The plan includes hiring 41 new employees and allocating $23 million over three years to go toward salaries.
“We want to create some structures that have a systemic approach, but also leaves room for school autonomy,” Bedden says. “Because every school is not going to be exactly the same, at the same place, with the same needs.”
Bedden is proposing mandating a 40-hour workweek and more instructional time for teachers to plan lessons, assess student weakness, and remain in contact with parents. The Virginia state code allows teachers a 200-day contract with 180 days for instruction and at least 20 days for professional development. Richmond City Schools is currently operating at 191 days.
“We’re talking an additional investment of 200 to 225 minutes during the week, and we’re looking at 9 additional days during the school year,” Bedden says.
To avoid a negative impact on student instruction time, Bedden is also proposing a bell schedule that would put elementary schools at 8 a.m. to 2:50 p.m., middle schools from 8:30 a.m. to 3:20 p.m., and high schools from 9 a.m. to 3:50 p.m.

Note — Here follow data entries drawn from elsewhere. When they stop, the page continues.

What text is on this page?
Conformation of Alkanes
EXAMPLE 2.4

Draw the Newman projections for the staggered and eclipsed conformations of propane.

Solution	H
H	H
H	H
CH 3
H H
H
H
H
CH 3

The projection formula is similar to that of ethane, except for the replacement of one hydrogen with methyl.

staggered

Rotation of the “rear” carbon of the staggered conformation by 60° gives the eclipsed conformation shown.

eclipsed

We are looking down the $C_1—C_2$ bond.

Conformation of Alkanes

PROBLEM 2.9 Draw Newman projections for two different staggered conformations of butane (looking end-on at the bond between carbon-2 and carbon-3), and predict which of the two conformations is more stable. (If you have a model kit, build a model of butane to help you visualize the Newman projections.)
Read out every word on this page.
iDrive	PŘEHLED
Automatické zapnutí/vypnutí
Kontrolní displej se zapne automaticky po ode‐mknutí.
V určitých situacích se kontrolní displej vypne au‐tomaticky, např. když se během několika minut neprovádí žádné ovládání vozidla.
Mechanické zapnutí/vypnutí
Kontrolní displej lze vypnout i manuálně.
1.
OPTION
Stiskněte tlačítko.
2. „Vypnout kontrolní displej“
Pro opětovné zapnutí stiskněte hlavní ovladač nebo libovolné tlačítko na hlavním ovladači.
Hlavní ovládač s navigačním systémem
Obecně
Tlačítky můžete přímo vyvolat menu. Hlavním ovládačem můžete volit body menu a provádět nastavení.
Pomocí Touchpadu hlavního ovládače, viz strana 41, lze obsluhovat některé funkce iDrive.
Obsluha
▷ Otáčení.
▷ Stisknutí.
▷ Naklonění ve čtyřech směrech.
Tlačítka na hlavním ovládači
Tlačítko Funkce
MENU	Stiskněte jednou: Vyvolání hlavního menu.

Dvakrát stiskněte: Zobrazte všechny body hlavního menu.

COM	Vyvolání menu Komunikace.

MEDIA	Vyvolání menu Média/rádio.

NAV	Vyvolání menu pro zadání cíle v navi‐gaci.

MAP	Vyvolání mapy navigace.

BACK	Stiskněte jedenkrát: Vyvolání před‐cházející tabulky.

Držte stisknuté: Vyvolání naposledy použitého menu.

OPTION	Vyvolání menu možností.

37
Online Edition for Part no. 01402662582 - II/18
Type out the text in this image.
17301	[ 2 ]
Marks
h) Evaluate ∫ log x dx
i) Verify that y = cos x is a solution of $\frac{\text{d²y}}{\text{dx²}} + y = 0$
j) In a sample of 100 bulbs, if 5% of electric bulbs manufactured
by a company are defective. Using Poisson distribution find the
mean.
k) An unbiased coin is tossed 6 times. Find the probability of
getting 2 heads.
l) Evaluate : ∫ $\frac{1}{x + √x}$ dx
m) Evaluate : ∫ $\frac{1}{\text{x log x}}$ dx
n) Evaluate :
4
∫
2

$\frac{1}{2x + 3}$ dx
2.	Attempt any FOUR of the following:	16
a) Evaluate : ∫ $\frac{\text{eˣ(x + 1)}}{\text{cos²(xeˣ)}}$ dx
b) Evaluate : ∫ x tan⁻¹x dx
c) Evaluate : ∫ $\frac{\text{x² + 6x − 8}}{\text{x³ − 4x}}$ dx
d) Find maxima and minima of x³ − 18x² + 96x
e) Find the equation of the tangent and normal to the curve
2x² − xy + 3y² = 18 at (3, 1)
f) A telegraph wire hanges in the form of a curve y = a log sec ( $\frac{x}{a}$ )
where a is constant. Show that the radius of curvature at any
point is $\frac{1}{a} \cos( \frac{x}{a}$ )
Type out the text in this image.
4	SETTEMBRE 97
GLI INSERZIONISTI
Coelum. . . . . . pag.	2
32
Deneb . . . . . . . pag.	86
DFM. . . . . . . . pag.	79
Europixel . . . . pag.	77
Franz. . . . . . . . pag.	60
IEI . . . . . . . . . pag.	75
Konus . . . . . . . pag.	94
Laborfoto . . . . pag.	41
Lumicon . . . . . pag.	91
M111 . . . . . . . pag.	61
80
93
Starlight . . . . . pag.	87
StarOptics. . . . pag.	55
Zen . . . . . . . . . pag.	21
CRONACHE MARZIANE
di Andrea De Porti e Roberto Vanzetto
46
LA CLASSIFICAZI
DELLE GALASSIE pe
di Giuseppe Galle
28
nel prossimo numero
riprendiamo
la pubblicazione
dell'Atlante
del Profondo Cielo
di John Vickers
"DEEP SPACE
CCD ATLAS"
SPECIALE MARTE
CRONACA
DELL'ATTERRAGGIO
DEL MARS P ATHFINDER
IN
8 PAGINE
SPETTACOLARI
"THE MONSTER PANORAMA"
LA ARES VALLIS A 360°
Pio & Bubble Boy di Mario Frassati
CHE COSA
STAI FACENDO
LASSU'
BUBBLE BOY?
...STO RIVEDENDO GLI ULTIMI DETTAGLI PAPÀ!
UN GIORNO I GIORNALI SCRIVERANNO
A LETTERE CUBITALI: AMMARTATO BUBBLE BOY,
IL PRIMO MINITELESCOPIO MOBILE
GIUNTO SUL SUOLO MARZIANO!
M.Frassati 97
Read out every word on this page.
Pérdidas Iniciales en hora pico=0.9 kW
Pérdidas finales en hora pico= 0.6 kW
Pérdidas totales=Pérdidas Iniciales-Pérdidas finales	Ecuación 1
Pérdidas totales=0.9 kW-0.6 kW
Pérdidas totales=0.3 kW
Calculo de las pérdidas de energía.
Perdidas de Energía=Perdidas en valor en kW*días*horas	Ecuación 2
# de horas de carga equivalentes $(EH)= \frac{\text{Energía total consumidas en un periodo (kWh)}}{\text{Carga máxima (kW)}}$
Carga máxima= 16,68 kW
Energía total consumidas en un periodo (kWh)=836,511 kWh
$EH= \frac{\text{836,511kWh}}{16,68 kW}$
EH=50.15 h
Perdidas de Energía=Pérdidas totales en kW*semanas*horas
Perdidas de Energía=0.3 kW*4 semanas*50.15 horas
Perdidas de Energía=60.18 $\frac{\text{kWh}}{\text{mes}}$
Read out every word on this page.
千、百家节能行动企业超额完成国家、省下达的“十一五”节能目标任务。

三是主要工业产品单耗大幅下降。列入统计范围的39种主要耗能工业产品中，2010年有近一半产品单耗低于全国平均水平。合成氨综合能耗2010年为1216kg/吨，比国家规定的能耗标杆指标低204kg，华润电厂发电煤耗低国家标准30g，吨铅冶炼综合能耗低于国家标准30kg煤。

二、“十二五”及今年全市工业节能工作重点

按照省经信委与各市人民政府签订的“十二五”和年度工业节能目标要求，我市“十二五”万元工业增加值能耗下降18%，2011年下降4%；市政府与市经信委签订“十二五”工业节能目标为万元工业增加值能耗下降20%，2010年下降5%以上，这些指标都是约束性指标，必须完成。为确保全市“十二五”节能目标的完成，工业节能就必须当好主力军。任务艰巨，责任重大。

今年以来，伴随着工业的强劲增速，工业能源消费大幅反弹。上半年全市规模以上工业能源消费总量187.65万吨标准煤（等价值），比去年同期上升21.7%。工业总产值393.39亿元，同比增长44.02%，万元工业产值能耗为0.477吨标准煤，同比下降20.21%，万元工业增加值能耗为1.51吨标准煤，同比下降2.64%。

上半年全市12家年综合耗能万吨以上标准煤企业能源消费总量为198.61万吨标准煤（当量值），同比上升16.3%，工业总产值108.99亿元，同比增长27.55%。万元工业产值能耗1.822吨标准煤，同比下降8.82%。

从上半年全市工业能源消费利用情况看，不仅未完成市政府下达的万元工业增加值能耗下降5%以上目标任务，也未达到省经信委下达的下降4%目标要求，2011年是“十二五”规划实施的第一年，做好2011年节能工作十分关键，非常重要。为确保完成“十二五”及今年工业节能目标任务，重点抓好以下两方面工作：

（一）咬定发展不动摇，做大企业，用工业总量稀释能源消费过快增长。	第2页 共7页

This would allow 20 more minutes for additional instruction each school day.
Bedden says whether funds are available to support some of these changes, including compensation for teachers, will have to be worked out by the school board and city council.
Charlotte Hayer, President of the Richmond Education Association, praised many of the initiatives, but says teacher compensation is a big concern for teachers who continue to be overlooked by state lawmakers for pay raises.
“To add nine additional days without additional pay is going to be something that will affect teacher morale,” Hayer said. “And the teacher morale is already at a point where we don’t need to do anything that’s going to bring it down anymore.”
The school board is also working to make sure before and after school programs are in place for elementary students before schedule changes are made.